Fear can be more harmful than coronavirus
Fear can do more harm than the spreading coronavirus, Singapore’s prime minister said on Saturday, a day after the city-state raised its alert level, prompting residents to clear out supermarket shelves of rice, noodles and toilet paper.
Singapore raised its response to “orange” - the same as during the 2003 Severe Acute Respiratory Syndrome (SARS) outbreak and the 2009 H1N1 influenza, which indicates the virus is severe and passes easily between persons.
“There is no need to panic. We are not locking down the city or confining everybody to stay at home,” Prime Minister Lee Hsien Loong said.

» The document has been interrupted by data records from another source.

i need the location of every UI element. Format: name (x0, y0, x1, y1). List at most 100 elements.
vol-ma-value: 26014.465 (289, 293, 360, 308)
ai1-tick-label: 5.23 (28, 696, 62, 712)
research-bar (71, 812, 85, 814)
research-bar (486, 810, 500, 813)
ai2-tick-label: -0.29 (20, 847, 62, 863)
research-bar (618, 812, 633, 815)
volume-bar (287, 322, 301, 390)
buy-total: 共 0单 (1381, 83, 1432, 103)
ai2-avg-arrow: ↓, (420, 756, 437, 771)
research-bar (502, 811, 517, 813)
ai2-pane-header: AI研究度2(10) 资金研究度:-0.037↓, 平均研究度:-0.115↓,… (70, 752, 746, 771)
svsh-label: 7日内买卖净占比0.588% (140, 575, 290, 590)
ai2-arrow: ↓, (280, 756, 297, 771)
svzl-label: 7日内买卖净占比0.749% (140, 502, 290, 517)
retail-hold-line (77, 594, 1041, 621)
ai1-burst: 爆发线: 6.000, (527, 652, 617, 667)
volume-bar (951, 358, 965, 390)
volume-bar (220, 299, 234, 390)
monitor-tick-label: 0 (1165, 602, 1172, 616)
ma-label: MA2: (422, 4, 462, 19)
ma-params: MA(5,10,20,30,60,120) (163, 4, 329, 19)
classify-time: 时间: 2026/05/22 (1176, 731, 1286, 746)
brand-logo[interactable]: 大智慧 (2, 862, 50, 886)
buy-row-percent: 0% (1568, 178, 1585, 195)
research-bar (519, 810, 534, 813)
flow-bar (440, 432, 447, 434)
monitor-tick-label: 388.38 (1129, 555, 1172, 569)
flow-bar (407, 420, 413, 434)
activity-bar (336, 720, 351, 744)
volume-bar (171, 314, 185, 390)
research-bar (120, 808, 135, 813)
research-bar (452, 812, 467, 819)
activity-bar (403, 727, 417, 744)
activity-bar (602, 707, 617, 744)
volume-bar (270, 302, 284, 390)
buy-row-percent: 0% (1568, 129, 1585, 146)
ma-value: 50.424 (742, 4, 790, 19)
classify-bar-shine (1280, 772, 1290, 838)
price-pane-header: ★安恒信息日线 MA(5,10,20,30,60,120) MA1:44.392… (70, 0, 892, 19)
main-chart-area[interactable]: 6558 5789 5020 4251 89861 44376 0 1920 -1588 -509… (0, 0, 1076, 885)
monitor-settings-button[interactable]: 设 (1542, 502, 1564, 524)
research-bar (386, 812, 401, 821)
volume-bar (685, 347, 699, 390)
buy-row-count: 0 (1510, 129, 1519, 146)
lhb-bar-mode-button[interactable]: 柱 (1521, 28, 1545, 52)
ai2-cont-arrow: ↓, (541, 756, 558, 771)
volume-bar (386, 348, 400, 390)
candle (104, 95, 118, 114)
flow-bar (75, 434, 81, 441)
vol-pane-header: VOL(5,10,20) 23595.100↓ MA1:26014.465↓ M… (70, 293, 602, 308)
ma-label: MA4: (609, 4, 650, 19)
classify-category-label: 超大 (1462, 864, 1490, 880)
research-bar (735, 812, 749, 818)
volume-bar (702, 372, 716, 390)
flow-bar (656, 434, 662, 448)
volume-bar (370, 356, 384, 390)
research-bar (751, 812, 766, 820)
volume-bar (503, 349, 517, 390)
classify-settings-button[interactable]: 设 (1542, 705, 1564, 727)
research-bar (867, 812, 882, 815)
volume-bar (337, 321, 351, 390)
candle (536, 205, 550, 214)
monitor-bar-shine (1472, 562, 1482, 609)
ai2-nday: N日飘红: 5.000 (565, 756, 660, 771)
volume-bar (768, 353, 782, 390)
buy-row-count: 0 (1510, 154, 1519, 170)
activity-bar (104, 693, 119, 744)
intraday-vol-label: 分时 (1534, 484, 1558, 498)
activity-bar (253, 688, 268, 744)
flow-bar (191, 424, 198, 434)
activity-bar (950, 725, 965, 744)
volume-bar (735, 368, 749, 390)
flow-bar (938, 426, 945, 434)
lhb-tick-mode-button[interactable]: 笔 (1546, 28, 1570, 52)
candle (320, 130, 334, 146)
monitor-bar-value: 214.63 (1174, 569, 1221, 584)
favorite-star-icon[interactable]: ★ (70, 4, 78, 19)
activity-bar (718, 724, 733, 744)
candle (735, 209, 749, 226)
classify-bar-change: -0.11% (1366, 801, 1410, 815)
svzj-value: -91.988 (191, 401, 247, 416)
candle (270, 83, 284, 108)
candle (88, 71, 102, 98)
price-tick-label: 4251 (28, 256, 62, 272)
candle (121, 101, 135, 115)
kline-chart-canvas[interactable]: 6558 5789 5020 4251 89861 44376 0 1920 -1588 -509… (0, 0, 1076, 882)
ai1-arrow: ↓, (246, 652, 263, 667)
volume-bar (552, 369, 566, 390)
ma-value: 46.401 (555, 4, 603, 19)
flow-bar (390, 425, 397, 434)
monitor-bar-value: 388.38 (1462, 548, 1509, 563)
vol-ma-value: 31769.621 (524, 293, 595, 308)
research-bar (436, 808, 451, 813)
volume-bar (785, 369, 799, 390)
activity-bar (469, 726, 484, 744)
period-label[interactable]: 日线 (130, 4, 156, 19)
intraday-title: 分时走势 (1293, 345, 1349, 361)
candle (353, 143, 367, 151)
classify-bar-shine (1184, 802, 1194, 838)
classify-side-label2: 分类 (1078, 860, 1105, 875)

“We have ample supplies, so there is no need to stock up with instant noodles, tinned food, or toilet paper, as some people did yesterday.”
The city-state has 33 coronavirus infections, with some cases not linked to travel to China, where more than 700 people died from the virus.
If cases kept growing and the fatality rate stayed low, the government may encourage those with mild symptoms to rest at home instead of going to hospital, which would allow healthcare workers to focus on the most vulnerable patients, Lee said.
While the epidemic began in Wuhan in China, it has been spreading rapidly in other countries and sparking wider precautionary measures.
French health officials said on Saturday that five British nationals including a child had been diagnosed with the coronavirus in France, after staying in the same ski chalet with a person who had been in Singapore.
Britain has included the city-state in a list of countries from which returning travellers who developed symptoms should self-isolate, while Kuwait has asked its citizens not to travel to Singapore.